Instagram page https://www.instagram.com/spacomplex_elena/. The personal data you send via private message will only be processed for the purpose of responding to your request. We are not responsible for the information and personal data that you share voluntarily on our official profiles without being explicitly requested by you.

Security

The Hotel takes measures to protect your personal data from accidental loss and unauthorized access, use, alteration or disclosure. Policies and procedures are in place designed to protect information from loss, misuse and unauthorized disclosure. In addition, we take additional information security measures, including access controls, strong physical security, and reliable practices for collection, storage, and processing information.

On the other hand, we implement technical measures such as encryption, pseudonymization, and anonymization of collected personal data.

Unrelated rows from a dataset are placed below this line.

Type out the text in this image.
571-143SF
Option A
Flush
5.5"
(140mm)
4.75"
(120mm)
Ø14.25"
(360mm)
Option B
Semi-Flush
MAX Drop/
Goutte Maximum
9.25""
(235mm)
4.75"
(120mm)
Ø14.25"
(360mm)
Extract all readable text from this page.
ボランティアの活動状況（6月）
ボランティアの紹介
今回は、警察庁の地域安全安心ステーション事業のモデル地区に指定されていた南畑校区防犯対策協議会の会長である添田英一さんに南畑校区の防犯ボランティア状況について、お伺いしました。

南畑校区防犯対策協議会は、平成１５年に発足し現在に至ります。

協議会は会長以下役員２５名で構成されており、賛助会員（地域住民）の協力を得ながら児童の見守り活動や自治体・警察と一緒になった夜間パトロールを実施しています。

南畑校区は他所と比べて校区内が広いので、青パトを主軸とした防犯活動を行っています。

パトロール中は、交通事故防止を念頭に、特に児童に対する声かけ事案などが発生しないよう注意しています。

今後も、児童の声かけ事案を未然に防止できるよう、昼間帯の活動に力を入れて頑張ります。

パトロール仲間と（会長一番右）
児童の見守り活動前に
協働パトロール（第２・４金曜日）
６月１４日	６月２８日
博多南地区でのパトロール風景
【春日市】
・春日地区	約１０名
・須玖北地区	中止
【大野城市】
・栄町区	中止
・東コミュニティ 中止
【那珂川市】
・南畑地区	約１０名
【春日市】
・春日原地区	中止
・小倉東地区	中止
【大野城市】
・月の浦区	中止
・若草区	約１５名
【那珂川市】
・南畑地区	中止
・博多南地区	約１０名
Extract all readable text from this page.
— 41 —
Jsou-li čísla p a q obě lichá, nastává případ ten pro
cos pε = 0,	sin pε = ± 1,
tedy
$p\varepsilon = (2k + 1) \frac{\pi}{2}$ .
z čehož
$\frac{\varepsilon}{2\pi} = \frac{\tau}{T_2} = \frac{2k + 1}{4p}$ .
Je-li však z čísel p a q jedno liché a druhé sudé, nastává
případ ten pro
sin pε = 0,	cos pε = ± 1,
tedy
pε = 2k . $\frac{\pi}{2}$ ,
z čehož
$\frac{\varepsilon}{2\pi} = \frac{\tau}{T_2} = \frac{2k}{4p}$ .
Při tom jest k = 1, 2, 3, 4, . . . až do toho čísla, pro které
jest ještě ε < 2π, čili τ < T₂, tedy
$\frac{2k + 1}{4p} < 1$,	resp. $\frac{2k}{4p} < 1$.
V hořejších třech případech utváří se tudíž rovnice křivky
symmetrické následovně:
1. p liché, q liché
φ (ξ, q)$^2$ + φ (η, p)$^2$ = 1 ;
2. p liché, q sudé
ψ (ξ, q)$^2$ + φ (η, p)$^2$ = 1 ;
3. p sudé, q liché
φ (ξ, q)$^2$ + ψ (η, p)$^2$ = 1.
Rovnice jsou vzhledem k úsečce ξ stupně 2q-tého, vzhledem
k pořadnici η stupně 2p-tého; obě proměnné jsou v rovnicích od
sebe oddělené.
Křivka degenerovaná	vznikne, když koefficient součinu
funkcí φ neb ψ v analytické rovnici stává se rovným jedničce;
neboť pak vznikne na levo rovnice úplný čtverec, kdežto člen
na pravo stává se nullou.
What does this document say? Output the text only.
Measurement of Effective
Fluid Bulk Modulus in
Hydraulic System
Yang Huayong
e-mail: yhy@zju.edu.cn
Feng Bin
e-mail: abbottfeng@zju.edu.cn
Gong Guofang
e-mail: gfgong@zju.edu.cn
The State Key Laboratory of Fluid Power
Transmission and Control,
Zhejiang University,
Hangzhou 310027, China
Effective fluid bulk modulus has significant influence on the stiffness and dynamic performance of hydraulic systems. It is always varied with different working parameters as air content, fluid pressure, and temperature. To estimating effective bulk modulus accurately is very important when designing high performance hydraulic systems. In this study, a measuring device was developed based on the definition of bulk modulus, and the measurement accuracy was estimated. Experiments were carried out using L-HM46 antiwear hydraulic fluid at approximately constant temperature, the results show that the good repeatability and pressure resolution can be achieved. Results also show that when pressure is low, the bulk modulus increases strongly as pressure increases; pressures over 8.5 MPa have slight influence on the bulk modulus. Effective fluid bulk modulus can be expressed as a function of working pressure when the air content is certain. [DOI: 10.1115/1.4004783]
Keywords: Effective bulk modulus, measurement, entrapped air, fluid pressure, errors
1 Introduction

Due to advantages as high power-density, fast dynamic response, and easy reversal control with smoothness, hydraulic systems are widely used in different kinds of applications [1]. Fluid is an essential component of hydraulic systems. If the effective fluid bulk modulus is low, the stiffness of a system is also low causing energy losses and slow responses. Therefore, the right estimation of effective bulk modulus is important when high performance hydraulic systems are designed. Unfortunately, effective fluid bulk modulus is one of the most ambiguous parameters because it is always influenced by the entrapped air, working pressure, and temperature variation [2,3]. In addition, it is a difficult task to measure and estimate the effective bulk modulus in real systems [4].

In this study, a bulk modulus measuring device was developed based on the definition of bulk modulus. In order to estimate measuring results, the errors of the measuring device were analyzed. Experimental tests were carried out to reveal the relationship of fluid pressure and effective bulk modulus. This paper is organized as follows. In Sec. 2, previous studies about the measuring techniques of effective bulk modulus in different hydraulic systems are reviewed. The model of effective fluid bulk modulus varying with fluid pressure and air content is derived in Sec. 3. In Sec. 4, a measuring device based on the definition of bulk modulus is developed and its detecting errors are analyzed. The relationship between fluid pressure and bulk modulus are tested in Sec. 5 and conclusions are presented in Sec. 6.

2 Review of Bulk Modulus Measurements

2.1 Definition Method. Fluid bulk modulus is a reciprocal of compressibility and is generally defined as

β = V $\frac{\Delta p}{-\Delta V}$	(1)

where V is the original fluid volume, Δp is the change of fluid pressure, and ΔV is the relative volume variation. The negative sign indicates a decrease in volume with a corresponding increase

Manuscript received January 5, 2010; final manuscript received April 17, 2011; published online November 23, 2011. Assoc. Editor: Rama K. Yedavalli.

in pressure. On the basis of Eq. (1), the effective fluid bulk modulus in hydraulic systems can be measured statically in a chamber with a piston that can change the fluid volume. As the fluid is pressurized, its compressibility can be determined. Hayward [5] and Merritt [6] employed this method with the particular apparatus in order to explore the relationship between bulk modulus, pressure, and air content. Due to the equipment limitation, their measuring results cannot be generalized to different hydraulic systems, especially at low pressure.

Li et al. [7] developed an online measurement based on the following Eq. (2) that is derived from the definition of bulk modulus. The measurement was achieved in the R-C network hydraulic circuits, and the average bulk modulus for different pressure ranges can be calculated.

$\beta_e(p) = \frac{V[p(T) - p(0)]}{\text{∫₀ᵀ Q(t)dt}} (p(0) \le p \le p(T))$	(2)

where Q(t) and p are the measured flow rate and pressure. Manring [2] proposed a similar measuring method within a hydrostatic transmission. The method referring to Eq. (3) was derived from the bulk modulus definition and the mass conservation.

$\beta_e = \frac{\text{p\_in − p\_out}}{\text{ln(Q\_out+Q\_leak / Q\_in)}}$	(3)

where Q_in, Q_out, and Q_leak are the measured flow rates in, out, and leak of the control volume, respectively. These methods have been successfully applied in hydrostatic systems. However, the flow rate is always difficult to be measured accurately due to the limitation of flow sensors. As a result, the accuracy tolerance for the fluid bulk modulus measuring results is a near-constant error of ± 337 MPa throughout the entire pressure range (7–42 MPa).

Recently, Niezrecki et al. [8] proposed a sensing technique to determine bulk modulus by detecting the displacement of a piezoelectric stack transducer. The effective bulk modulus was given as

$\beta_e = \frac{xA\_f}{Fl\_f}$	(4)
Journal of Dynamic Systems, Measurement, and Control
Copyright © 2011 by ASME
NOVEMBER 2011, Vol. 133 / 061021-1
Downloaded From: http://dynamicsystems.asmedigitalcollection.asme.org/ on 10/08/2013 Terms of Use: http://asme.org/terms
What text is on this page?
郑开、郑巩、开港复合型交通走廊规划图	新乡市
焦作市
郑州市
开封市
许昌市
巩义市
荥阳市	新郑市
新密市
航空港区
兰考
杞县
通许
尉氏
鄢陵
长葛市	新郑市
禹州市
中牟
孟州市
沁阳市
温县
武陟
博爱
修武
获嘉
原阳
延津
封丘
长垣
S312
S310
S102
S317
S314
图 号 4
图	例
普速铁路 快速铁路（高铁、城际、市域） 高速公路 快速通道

When do we delete your personal data?

We keep all the information we have collected about you and destroy it within the statutory time limits, and if none within the time limits set by us after final settlement of all our financial relationships. We do not keep your data indefinitely.

Destruction

Accounting and business information as well as all other information and documents relevant for taxation and compulsory social security contributions shall be kept by the Hotel for the following periods:

• payrolls – 50 years;
• accounting records and financial statements – 10 years;
• documents for tax and social security control – 5 years after the expiry of the limitation period for repayment of the public debt to which they relate;
• all other media – 5 years, unless a shorter period is prescribed by law;

After the expiry of the retention period, media (paper or technical) which are not subject to submission to the National Archives Fund may be destroyed.

Once the retention period has expired, the data shall be destroyed as soon as possible by destroying the paper media by shredding and the technical media by deleting and erasing the relevant files from the Company’s computers and systems.

Changes to this Personal Data Privacy Policy

This Personal Data Privacy Procedure may be amended from time to time. Such changes will be effective immediately upon their posting. Regularly reviewing this page will ensure that you are always aware of what information we collect, how and for what purposes the Hotel uses it, and in any circumstances (if any) we will share it with other parties.